Well im pretty sure XMPP dictates in order processing of stanzas so surely the roster updates should thus be in order? Also you haven't really answered my concerns about allowing clients to determine meaning from the version identifier introducing the possibility of bugs and interoperability problems which IMO is a far more serious issue, and one that doesn't exist if the client just treats them as opaque strings.

Also even if they were out of order (which I think would be unlikely because it would be only likely to happen when several roster updates were happening at the same time) it doesn't really cause much of an issue as far as I can see, its just that you might have one or two roster pushes that you have already cached pushed to you again, hardly the end of the world, and should be something the clients should be able to cope with, as what would happen if a servers database server crashed and needed to be restored from a backup and the most recent roster updates that have already been pushed arn't there, or the server now thinks it hasn't pushed the changes yet and ends up re-pushing changes, it shouldn't make any difference to the client, some method to re-synchronize needs to be in place to handle this, I think to solve this issue if the version id (be that timestamp or incrementing id) the client specifies is further on than any of the ones the server has you would need to re-push the entire list the server has invalidating the client list somehow (to ensure new now non-existent contacts that were created in between the db backup and the crash do not hang around).

Plus, nobody can get it wrong.
How exactly are they going to get it wrong if its an identifier that only the server is interpreting the meaning of?


It's the server I'm worried about. :-)
OK but that doesn't really answer my question.
You just use a 128-bit unsigned integer. There is no upper limit here - in particular, there is no upper limit specified anywhere in this document - XSD merely states that a xs:nonNegativeInteger is a sequence of digits, and has "countably infinite" cardinality.

If you really and truly believe that practical limits of 64-bit unsigned integers can cause problems in the real world, I honestly don't know what to say except show you the figures - you could have thousands of updates every millisecond, and still last over half a million years - 574,542 roughly, assuming a fixed year length of 365.25 days.
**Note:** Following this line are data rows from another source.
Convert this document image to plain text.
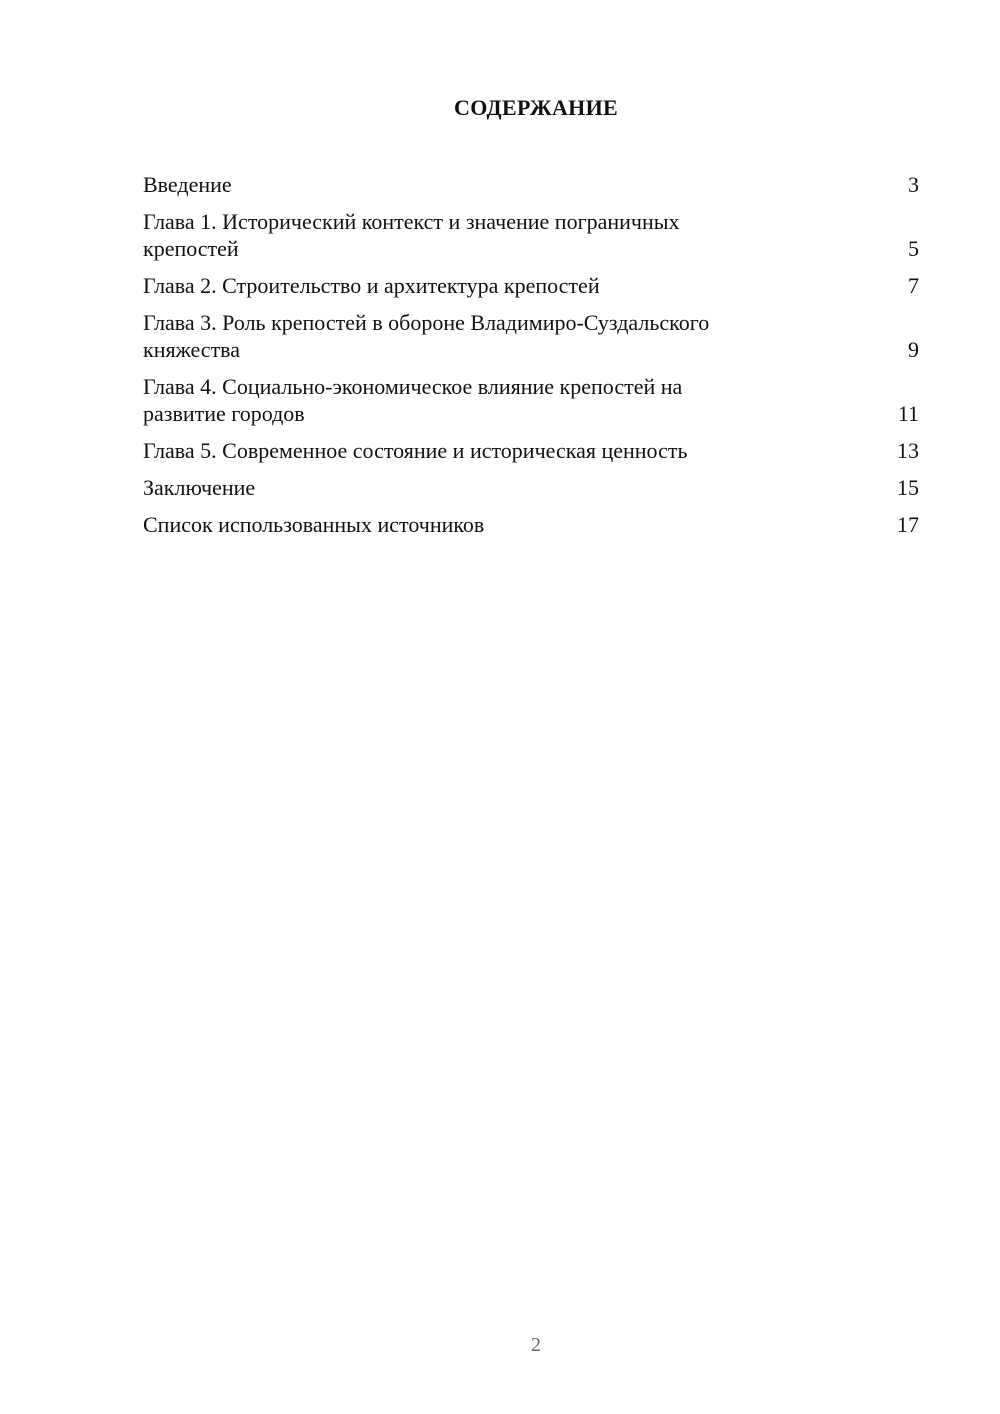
СОДЕРЖАНИЕ
Введение	3
Глава 1. Исторический контекст и значение пограничных
крепостей	5
Глава 2. Строительство и архитектура крепостей	7
Глава 3. Роль крепостей в обороне Владимиро-Суздальского
княжества	9
Глава 4. Социально-экономическое влияние крепостей на
развитие городов	11
Глава 5. Современное состояние и историческая ценность	13
Заключение	15
Список использованных источников	17
2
I'm all for designing for the future, but you have to draw the line somewhere, and besides, I figure we'll be on something bigger than 64-bit well before then - a jump to 128-bit gains us 10^25 years of breathing space, and I'd like to imagine we can think up a solution within that time, assuming that's prior to the heat death of the universe.
Sure you can keep increasing the bit size of your integer in your implementation, but the spec still needs to dictate what happens once you reach overflow if its going to define that you have to implement it that way as well as how long the integer should be, although I still fail to see why strictly increasing numbers should be a MUST at the protocol level, IMO this is an internal server implementation issue and not a protocol one, im all for recommending that as a way for the server to implement it, but still don't think it should be MUST only RECOMMENDED.